At least she didn’t want for classroom supplies. The settlement had basic manufacturing capabilities and some aging matter printers, f
or which Mikodez had privately apologized to Cheris. “You wouldn’t believe my budget problems,” he had said. “My people did what they could.” For once, Cheris believed him. She didn’t have to worry that her students would lack slates or desks or learning games. If anything, thanks to the involvement of the Shuos, they had more games, in all formats, than she was entirely comfortable with.
And yet, for all the challenges that working as a teacher had brought her, from the time her students climbed up on the roof on a lark to the incident with the thankfully edible modeling clay, Cheris had discovered, to her horror, that she was getting bored.
“Gwan,” Cheris said, wondering how it was that wrangling an energetic nine-year-old girl who constantly chewed on things was, in its way, more harrowing than being shot at. “Take that out of your mouth, please.” Weren’t kids supposed to grow out of that? By age four at least?
(She thought about having kids of her own someday, if she met the right women or alts. The settlement had the necessary medical labs, even some crèches for those Mwennin who wanted to use them. Then she looked at her students, as much as she adored them, and had second thoughts.)
Gwan took the mutilated stylus out of her mouth. “Sorry, Teacher!” she said. She was always sorry. As far as Cheris could tell, Gwan was sincere, she just had a wandering attention span and a need to fidget. Cheris had tried giving her candies instead, but Gwan kept passing them to the other kids, which defeated the purpose.

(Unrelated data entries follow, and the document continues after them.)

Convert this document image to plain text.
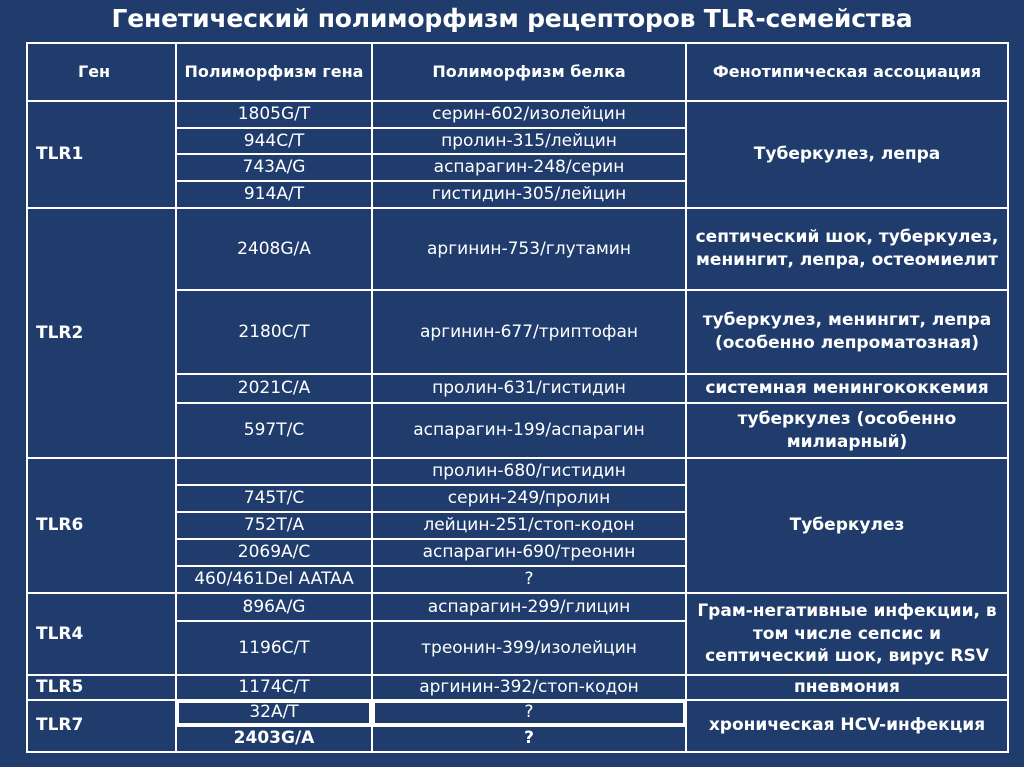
Генетический полиморфизм рецепторов TLR-семейства
Ген	Полиморфизм гена	Полиморфизм белка	Фенотипическая ассоциация
TLR1	1805G/T	серин-602/изолейцин	Туберкулез, лепра
	944C/T	пролин-315/лейцин	
	743A/G	аспарагин-248/серин	
	914A/T	гистидин-305/лейцин	
TLR2	2408G/A	аргинин-753/глутамин	септический шок, туберкулез, менингит, лепра, остеомиелит
	2180C/T	аргинин-677/триптофан	туберкулез, менингит, лепра (особенно лепроматозная)
	2021C/A	пролин-631/гистидин	системная менингококкемия
	597T/C	аспарагин-199/аспарагин	туберкулез (особенно милиарный)
TLR6		пролин-680/гистидин	Туберкулез
	745T/C	серин-249/пролин	
	752T/A	лейцин-251/стоп-кодон	
	2069A/C	аспарагин-690/треонин	
	460/461Del AATAA	?	
TLR4	896A/G	аспарагин-299/глицин	Грам-негативные инфекции, в том числе сепсис и септический шок, вирус RSV
	1196C/T	треонин-399/изолейцин	
TLR5	1174C/T	аргинин-392/стоп-кодон	пневмония
TLR7	32A/T	?	хроническая HCV-инфекция
	2403G/A	?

The minutes ticked by. Cheris was diligent about making the kids stay for every last second of class—an important lesson to learn in a world where the calendar was so vital—but she let them out the moment the augment told her it was time. Most of the younger ones skipped or ran, almost colliding with each other in their enthusiasm.
As Cheris tidied up the tables and chairs, she was aware of the weight of her handgun against her right hip, inside her pants; she was right-handed. Fortunately, Mwennin children were too respectful of adults to touch her or she would have worried about one of them discovering it by accident. The same went for the spare magazine she kept in her pocket. To keep from revealing it inadvertently, she kept most of her belongings—slate and stylus, snacks, keycard, that sort of thing—in a handbag.